Reader Comments

Post a new comment on this article

Referee Comments: Referee 2

Posted by PLOS_ONE_Group on 12 May 2008 at 22:20 GMT

Referee 2's Review:

N.B. These are the comments made by the referee when reviewing an earlier version of this paper. Prior to publication, the manuscript has been revised in light of these comments and to address other editorial requirements.

Review of the original submission:
The article by Opatowski et al. provides an interesting and valuable assessment on the hypothetical role of ketolides, a relatively new antibiotic class, on the dissemination of antibiotic-resistant pneumococcal strains. This is a very well written manuscript that reports on a simulation study based on data from France and other countries. The methodology addresses the most important determinants of antibiotic resistance and the authors concluded that the widespread use of ketolides could slow the diffusion of antibiotic-resistant pneumococcal strains.

Currently, ketolides are not recommended for use in children in the US and the safety of these drugs has been questioned after reports of rare but serious adverse events.

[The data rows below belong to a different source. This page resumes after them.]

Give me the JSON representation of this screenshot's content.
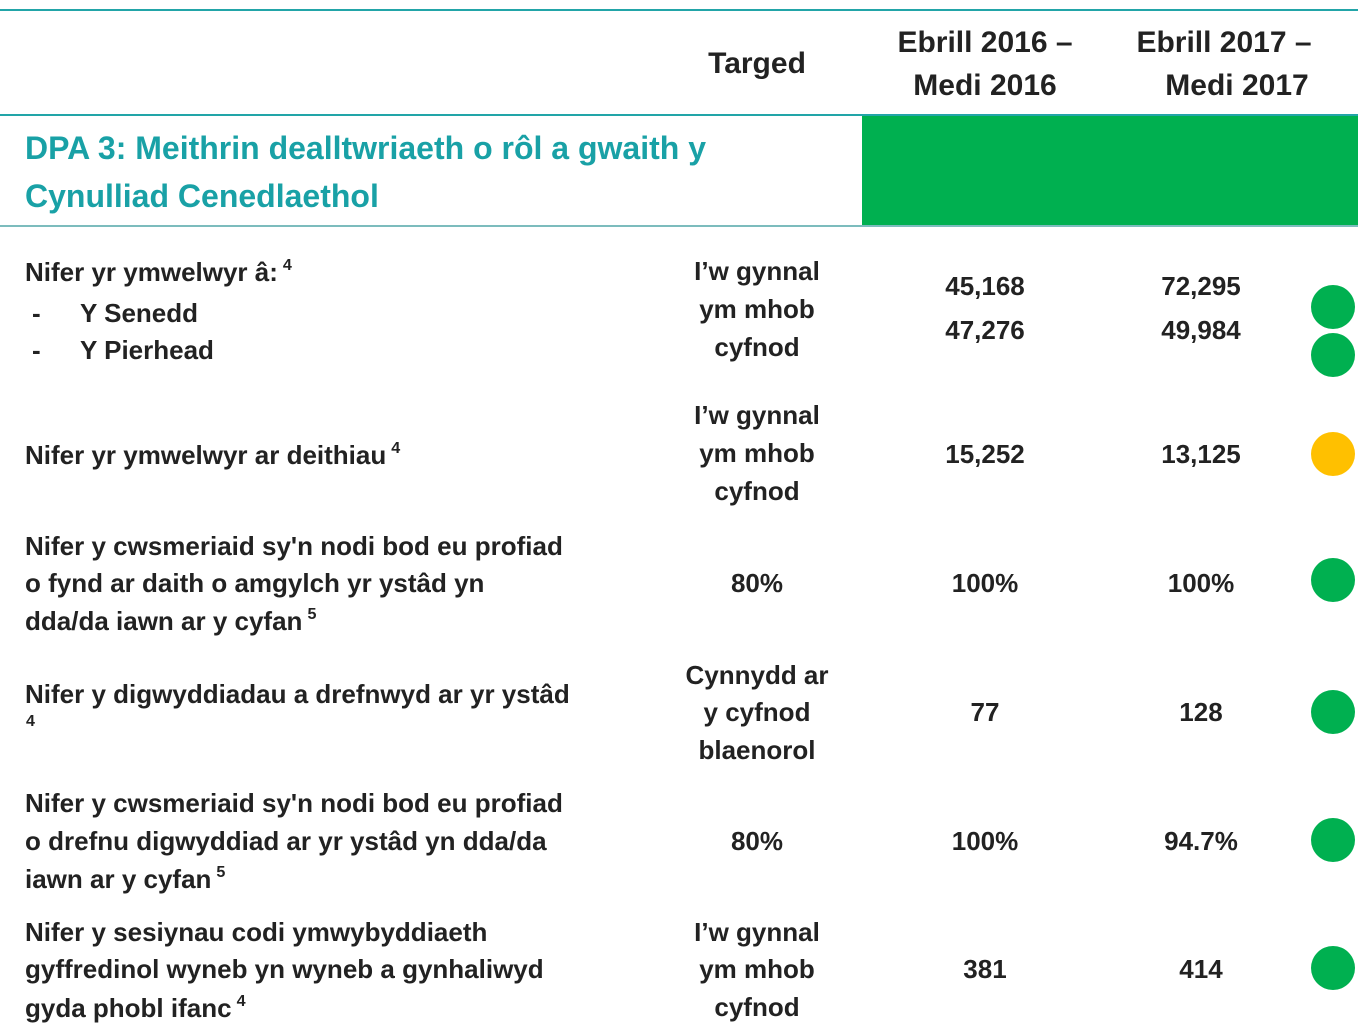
{
  "header": {
    "columns": [
      [
        "Targed"
      ],
      [
        "Ebrill 2016 –",
        "Medi 2016"
      ],
      [
        "Ebrill 2017  –",
        "Medi 2017"
      ]
    ]
  },
  "section": {
    "title": [
      "DPA 3: Meithrin dealltwriaeth o rôl a gwaith y",
      "Cynulliad Cenedlaethol"
    ],
    "color": "#00b050"
  },
  "rows": [
    {
      "label": [
        "Nifer yr ymwelwyr â:"
      ],
      "note": "4",
      "bullet": "-",
      "items": [
        "Y Senedd",
        "Y Pierhead"
      ],
      "target": [
        "I’w gynnal",
        "ym mhob",
        "cyfnod"
      ],
      "values_2016": [
        "45,168",
        "47,276"
      ],
      "values_2017": [
        "72,295",
        "49,984"
      ],
      "status": [
        "#00b050",
        "#00b050"
      ]
    },
    {
      "label": [
        "Nifer yr ymwelwyr ar deithiau"
      ],
      "note": "4",
      "target": [
        "I’w gynnal",
        "ym mhob",
        "cyfnod"
      ],
      "values_2016": [
        "15,252"
      ],
      "values_2017": [
        "13,125"
      ],
      "status": [
        "#ffc000"
      ]
    },
    {
      "label": [
        "Nifer y cwsmeriaid sy'n nodi bod eu profiad",
        "o fynd ar daith o amgylch yr ystâd yn",
        "dda/da iawn ar y cyfan"
      ],
      "note": "5",
      "target": [
        "80%"
      ],
      "values_2016": [
        "100%"
      ],
      "values_2017": [
        "100%"
      ],
      "status": [
        "#00b050"
      ]
    },
    {
      "label": [
        "Nifer y digwyddiadau a drefnwyd ar yr ystâd"
      ],
      "note": "4",
      "target": [
        "Cynnydd ar",
        "y cyfnod",
        "blaenorol"
      ],
      "values_2016": [
        "77"
      ],
      "values_2017": [
        "128"
      ],
      "status": [
        "#00b050"
      ]
    },
    {
      "label": [
        "Nifer y cwsmeriaid sy'n nodi bod eu profiad",
        "o drefnu digwyddiad ar yr ystâd yn dda/da",
        "iawn ar y cyfan"
      ],
      "note": "5",
      "target": [
        "80%"
      ],
      "values_2016": [
        "100%"
      ],
      "values_2017": [
        "94.7%"
      ],
      "status": [
        "#00b050"
      ]
    },
    {
      "label": [
        "Nifer y sesiynau codi ymwybyddiaeth",
        "gyffredinol wyneb yn wyneb a gynhaliwyd",
        "gyda phobl ifanc"
      ],
      "note": "4",
      "target": [
        "I’w gynnal",
        "ym mhob",
        "cyfnod"
      ],
      "values_2016": [
        "381"
      ],
      "values_2017": [
        "414"
      ],
      "status": [
        "#00b050"
      ]
    }
  ]
}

The information provided by this article would be valuable in the considerations for the judicious use of these novel drugs and on the ongoing discussions of potential benefits-adverse events related to the use of Ketolides.

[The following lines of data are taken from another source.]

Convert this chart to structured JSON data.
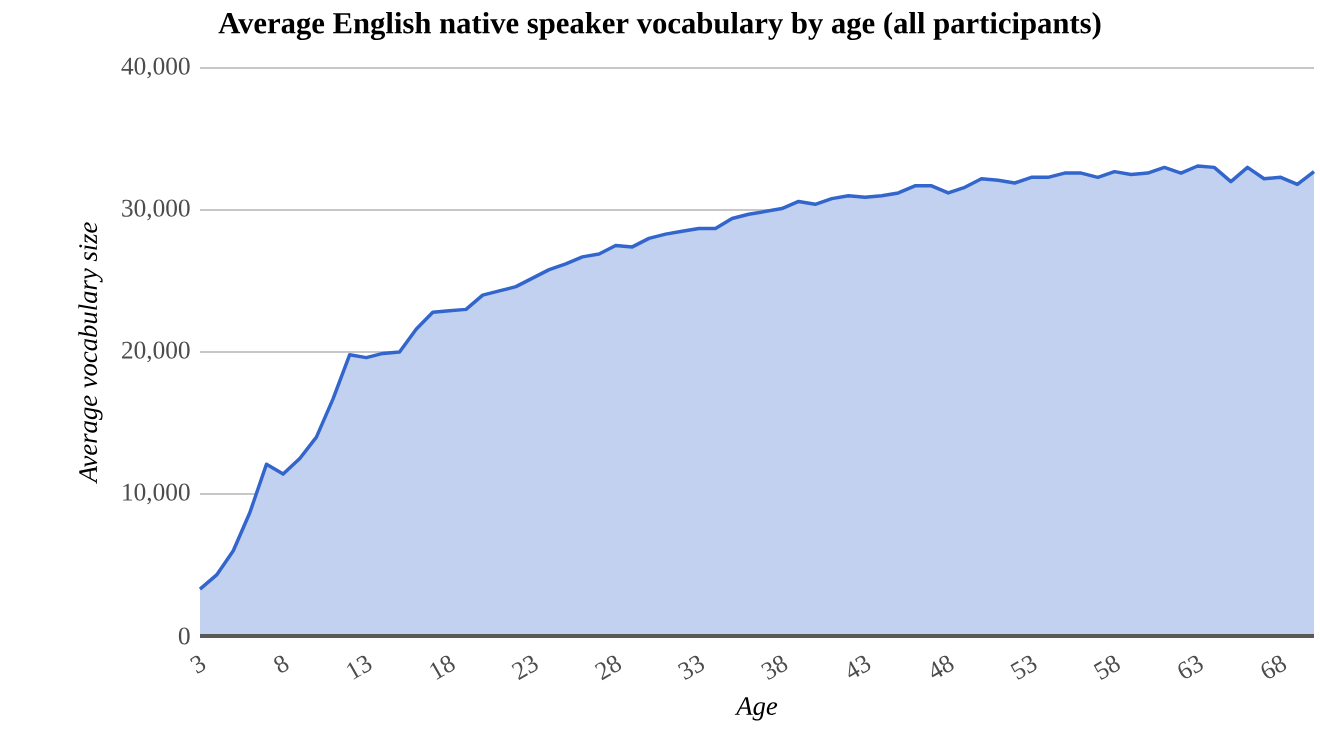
{
  "chart_data": {
    "type": "area",
    "title": "Average English native speaker vocabulary by age (all participants)",
    "xlabel": "Age",
    "ylabel": "Average vocabulary size",
    "x": [
      3,
      4,
      5,
      6,
      7,
      8,
      9,
      10,
      11,
      12,
      13,
      14,
      15,
      16,
      17,
      18,
      19,
      20,
      21,
      22,
      23,
      24,
      25,
      26,
      27,
      28,
      29,
      30,
      31,
      32,
      33,
      34,
      35,
      36,
      37,
      38,
      39,
      40,
      41,
      42,
      43,
      44,
      45,
      46,
      47,
      48,
      49,
      50,
      51,
      52,
      53,
      54,
      55,
      56,
      57,
      58,
      59,
      60,
      61,
      62,
      63,
      64,
      65,
      66,
      67,
      68,
      69,
      70
    ],
    "series": [
      {
        "color": "#3366cc",
        "values": [
          3300,
          4300,
          6000,
          8700,
          12100,
          11400,
          12500,
          14000,
          16700,
          19800,
          19600,
          19900,
          20000,
          21600,
          22800,
          22900,
          23000,
          24000,
          24300,
          24600,
          25200,
          25800,
          26200,
          26700,
          26900,
          27500,
          27400,
          28000,
          28300,
          28500,
          28700,
          28700,
          29400,
          29700,
          29900,
          30100,
          30600,
          30400,
          30800,
          31000,
          30900,
          31000,
          31200,
          31700,
          31700,
          31200,
          31600,
          32200,
          32100,
          31900,
          32300,
          32300,
          32600,
          32600,
          32300,
          32700,
          32500,
          32600,
          33000,
          32600,
          33100,
          33000,
          32000,
          33000,
          32200,
          32300,
          31800,
          32700
        ]
      }
    ],
    "xlim": [
      3,
      70
    ],
    "ylim": [
      0,
      40000
    ],
    "xticks": [
      3,
      8,
      13,
      18,
      23,
      28,
      33,
      38,
      43,
      48,
      53,
      58,
      63,
      68
    ],
    "yticks": [
      0,
      {
        "value": 10000,
        "label": "10,000"
      },
      {
        "value": 20000,
        "label": "20,000"
      },
      {
        "value": 30000,
        "label": "30,000"
      },
      {
        "value": 40000,
        "label": "40,000"
      }
    ],
    "grid": "y"
  }
}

Some specific comments on the manuscript

I would suggest rewording the presentation of the study aims, using terms such as "examine" or "assess the potential..." might be better suited for simulation studies.
Reference 8 should be accompanied with the article that specifically examined the effect of PCV7 on antibiotic resistance (Kyaw et al. NEJM).
As in the abstract I would suggest caution in the wording of the study aims.
One initial short paragraph summarizing the study methods could be helpful. It should include a definition of the population taken as reference and from which study parameters where obtained (i.e. France) and state clearly the study outcome, colonization with antibiotic-resistant S. pneumoniae.
Please clarify that parameters in the first paragraph are described in detail in a specific parameter section (alternatively, reorganize these sections in the manuscript)
In table 1, infectious contact rates between groups are constant and unidirectional for all age groups. The respective text in the manuscript "contact rates were fixed at equilibrium values from the best fitting model of carriage-age distribution" is unclear. Please elaborate on how rates were calculated and provide a reference.
Given the apparent importance of the booster dose in nasopharyngeal colonization, it is necessary to clarify that "vaccinated" children in the models refer to those fully immunized (3+1 doses).

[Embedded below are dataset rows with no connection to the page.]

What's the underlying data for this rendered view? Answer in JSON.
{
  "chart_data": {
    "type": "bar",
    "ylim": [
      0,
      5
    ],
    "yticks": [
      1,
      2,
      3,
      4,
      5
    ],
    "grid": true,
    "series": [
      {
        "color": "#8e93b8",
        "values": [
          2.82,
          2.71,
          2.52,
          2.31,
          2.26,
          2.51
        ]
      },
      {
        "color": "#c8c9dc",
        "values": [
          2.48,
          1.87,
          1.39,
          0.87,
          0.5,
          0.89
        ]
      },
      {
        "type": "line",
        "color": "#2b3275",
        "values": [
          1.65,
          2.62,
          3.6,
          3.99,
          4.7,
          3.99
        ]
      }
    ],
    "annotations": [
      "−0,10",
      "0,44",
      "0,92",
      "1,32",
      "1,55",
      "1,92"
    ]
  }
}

I am not sure there is a precise estimate for the duration of pcv7-derived immunity. Providing the rationale for the assumption of "13 years on average" would be necessary. It is unclear whether this immunity is assumed to be fixed during those 13 years or to decrease over time, this should be discussed.

In the paragraph describing the antibiotic-exposure parameters, the time frame for the data obtained should be presented. During the last years several initiatives to promote the judicious use of antibiotics have been started and prescription patterns have likely been changing over time. For instance, several US studies have described a reduction in overall antibiotic prescription rates during the last years, whereas prescriptions of broad spectrum antibiotics, including macrolides, have been increasing. Concurrent increases in macrolide resistant pneumococcal infections have been reported. Clarify which age groups were included in the ketolides exposure assessment.

The description of the sensitivity analysis is unclear, one or two sentences clarifying the applied approach would be helpful. Are the "outcomes", the parameters that the authors used? Within what ranges were these parameters allowed to vary?

The model simulations for macrolide and penicillin resistance were well reproduced using data from 1992-1997, before introduction of PCV7. Were data available enough to perform a similar assessment using most recent data (i.e. 2003-2006) including PCV7?
The scenarios described in the simulations use fixed percentages of antibiotic prescriptions replaced by ketolides. In real life, these should represent different looks of one continuous process - ketolide introduction. In other words, ketolide prescriptions are not expected to remain constant throughout the study years but to increase progressively from 0% to a certain % following a specific rate. Have the authors evaluated these alternative scenarios, i.e. ketolide prescriptions increasing a 2% per year, etc...

Aside information from modeling studies, population-based studies have reported similar changes in disease rates caused by macrolide resistant strains (add references for Kyaw et al. NEJM and Stephens et al. The Lancet).

The sensitivity analysis suggested that when the mean time until treatment acts decreased, resistant would increase. Please comment on this finding.
Children account for a large proportion of antibiotic use and several results of this article were observed when children were allowed in the study population. However, ketek, for instance is approved for use in adults but not in children in the US, and safety concerns related to the use of the drug remain (see Ross and Soreth et al NEJM). Further discussion on this regard would be informative for the readers.

Review of the first revised manuscript:
The authors have appropriately addressed the comments/questions raised in the former review. I feel this revised version is substantially improved and I have no additional remarks regarding the article.